The back end analytics component is a linear programming routine that utilizes software libraries such as LAPACK or LINPACK. This is typically programmed in Java, but other languages such as .NET or C++ could be used as well. The flexibility to use different technologies exists because Johnston McLamb is offering a methodology for developing a space optimization system, not a commercial off-the-shelf (COTS) product.
The Need for Good Data
The results of space optimization are only as good as the available data. The location of every property, recorded as latitude/longitude coordinates, is essential. If these data do not exist, Johnston McLamb uses a process called geocoding to create them from other data such as street addresses. The size of each facility and the amount of space being utilized and unused are also needed. The discrete business operations in each facility should be known as well, along with the amount of space needed to conduct each type of operation. Since it is not always necessary to move everything in a facility into just one other facility, it might be possible to move some operations to one facility and other operations to other facilities.

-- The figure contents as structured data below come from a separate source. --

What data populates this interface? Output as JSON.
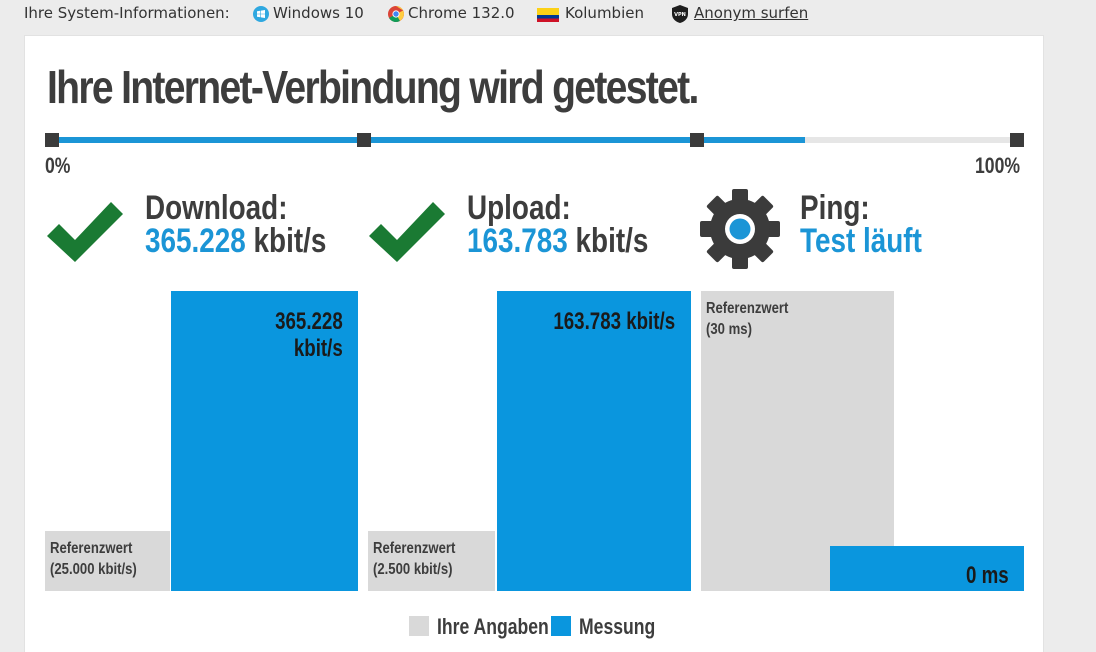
{
  "system_info": {
    "label": "Ihre System-Informationen:",
    "os": "Windows 10",
    "browser": "Chrome 132.0",
    "country": "Kolumbien",
    "anonymous_link": "Anonym surfen",
    "icons": [
      "windows-icon",
      "chrome-icon",
      "colombia-flag-icon",
      "vpn-icon"
    ]
  },
  "title": "Ihre Internet-Verbindung wird getestet.",
  "progress": {
    "value_percent": 78,
    "start_label": "0%",
    "end_label": "100%"
  },
  "metrics": {
    "download": {
      "label": "Download:",
      "value": "365.228",
      "unit": "kbit/s",
      "status_icon": "check-icon"
    },
    "upload": {
      "label": "Upload:",
      "value": "163.783",
      "unit": "kbit/s",
      "status_icon": "check-icon"
    },
    "ping": {
      "label": "Ping:",
      "status": "Test läuft",
      "status_icon": "gear-icon"
    }
  },
  "bars": {
    "download": {
      "reference_line1": "Referenzwert",
      "reference_line2": "(25.000 kbit/s)",
      "measured_line1": "365.228",
      "measured_line2": "kbit/s",
      "reference_fraction": 0.2,
      "measured_fraction": 1.0
    },
    "upload": {
      "reference_line1": "Referenzwert",
      "reference_line2": "(2.500 kbit/s)",
      "measured_text": "163.783 kbit/s",
      "reference_fraction": 0.2,
      "measured_fraction": 1.0
    },
    "ping": {
      "reference_line1": "Referenzwert",
      "reference_line2": "(30 ms)",
      "measured_text": "0 ms",
      "reference_fraction": 1.0,
      "measured_fraction": 0.15
    }
  },
  "legend": {
    "yours": "Ihre Angaben",
    "measured": "Messung"
  },
  "colors": {
    "accent": "#1b95d6",
    "bar_blue": "#0a96de",
    "bar_grey": "#d9d9d9",
    "check_green": "#1a7a33",
    "text_dark": "#3d3d3d"
  }
}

The organization should know the specific costs associated with each facility and when those costs would be eliminated if the facility were vacated. For example, if you vacate a leased facility after 18 months of a 24-month lease, the lease costs might not cease immediately or there could be a penalty. Also, costs might change if the location of the operation moves to another facility. For example, if two warehouses are combined into one, the inventory that was in each warehouse still has to be delivered to the same locations as before, but the delivery routes will change. This could result in an increase or decrease in the number of drivers needed and fuel costs.

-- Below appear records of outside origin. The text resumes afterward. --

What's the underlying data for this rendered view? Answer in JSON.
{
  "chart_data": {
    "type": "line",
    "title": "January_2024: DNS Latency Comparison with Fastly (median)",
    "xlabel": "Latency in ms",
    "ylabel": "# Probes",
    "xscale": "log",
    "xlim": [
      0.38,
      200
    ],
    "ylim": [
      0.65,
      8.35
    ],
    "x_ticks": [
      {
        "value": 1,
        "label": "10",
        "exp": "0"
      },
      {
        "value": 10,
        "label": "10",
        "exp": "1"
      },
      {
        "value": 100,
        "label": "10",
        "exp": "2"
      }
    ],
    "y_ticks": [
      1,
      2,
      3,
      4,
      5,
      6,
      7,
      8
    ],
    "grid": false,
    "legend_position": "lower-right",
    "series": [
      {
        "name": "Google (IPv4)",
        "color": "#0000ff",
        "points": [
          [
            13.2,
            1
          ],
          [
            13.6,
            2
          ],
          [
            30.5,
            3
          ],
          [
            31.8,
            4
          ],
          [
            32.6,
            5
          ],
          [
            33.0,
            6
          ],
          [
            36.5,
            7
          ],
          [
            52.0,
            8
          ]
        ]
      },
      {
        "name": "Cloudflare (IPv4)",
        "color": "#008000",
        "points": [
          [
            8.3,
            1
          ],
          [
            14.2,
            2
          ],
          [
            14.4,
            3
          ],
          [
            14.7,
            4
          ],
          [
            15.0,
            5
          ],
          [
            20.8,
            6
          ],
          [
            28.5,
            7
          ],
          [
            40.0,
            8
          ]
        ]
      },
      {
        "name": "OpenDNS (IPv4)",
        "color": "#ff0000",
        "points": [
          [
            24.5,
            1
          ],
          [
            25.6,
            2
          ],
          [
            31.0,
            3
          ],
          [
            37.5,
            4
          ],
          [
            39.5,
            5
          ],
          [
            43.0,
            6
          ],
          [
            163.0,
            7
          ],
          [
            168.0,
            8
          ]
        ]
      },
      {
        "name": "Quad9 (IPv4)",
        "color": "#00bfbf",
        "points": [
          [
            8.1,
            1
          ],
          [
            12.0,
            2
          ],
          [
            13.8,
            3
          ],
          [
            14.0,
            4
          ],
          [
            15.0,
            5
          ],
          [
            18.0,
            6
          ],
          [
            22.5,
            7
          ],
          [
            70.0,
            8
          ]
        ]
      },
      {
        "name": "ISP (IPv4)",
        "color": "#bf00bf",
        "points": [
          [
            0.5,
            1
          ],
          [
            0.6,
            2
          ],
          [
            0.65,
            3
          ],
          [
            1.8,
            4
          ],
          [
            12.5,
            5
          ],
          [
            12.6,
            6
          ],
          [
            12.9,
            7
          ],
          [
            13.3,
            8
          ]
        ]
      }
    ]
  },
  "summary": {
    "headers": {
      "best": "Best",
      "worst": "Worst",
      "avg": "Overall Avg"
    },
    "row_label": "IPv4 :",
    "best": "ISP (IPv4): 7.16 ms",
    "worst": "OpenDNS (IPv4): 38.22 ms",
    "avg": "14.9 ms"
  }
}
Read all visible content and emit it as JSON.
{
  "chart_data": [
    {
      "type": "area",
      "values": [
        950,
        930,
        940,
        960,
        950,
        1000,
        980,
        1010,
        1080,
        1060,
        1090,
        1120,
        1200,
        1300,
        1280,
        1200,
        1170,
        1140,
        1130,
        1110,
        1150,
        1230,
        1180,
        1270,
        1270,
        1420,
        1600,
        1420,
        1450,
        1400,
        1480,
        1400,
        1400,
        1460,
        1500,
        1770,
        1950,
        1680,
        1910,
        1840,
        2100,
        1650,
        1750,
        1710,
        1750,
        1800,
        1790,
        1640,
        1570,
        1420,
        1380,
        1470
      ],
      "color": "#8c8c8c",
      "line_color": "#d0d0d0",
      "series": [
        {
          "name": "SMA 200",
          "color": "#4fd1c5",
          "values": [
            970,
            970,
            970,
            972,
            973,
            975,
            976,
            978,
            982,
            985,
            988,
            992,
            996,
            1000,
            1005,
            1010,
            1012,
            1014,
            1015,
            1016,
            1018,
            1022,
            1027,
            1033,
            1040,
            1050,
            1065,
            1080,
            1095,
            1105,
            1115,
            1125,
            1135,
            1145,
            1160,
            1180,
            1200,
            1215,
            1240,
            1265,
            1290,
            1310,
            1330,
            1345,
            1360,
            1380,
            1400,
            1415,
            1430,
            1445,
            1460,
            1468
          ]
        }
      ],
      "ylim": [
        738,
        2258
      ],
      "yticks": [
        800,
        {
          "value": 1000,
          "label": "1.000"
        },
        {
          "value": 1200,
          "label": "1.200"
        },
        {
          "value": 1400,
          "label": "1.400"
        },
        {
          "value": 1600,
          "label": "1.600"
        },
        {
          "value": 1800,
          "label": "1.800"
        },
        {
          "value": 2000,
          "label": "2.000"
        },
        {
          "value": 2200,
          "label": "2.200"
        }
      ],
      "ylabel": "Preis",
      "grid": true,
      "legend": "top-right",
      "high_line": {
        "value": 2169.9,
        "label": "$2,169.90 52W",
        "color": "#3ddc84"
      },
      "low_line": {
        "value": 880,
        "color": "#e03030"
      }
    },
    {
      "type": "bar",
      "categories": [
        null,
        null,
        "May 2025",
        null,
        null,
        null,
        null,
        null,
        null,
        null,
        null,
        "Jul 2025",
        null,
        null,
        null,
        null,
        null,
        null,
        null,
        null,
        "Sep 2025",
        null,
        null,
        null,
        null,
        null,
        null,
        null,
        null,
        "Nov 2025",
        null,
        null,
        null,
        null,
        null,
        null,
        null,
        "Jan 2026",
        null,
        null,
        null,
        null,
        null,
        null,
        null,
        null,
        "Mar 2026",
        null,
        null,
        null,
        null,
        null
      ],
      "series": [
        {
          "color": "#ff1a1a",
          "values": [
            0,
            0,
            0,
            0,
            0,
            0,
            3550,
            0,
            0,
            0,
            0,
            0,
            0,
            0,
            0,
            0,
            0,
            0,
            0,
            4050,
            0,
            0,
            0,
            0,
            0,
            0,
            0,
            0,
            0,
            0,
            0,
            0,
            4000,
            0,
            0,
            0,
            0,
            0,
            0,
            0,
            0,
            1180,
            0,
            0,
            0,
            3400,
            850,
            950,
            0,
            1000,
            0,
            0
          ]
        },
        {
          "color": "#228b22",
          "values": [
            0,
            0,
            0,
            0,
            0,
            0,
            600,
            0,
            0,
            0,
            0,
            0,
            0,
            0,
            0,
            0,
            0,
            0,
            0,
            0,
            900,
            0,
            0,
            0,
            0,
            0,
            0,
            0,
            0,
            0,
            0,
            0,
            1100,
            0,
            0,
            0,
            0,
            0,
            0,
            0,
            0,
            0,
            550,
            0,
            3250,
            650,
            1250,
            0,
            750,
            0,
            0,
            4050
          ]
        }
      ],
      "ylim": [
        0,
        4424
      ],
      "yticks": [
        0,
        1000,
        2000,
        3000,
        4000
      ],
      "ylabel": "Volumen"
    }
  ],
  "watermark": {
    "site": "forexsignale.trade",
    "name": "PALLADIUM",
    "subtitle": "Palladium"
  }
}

Depending on the factors the user wants to take into account, many other types of data might be required as well. Frequently, all the needed data are not available. Or the data exist, but are scattered across many different siloed systems and databases. In this case, the approach is to implement space optimization in phases. The initial phases use the best data available. The results will not be perfect, but they should be much more accurate and significantly faster than a manual analysis or "best guess." A major part of any space optimization project is devoted to data analysis and data integration. In many organizations, that is more of a challenge than the development of the space optimization software. As the data get better, the results of the space optimization improve.
If the quality of an organization's data needs improvement, space optimization can be a great driver for that data quality improvement process. Improved data quality leads to better space optimization decisions, resulting in greater savings. And improved data integrity can open doors for better analysis and decision making across the enterprise. For large organizations, the cost savings and efficiency improvements can be significant.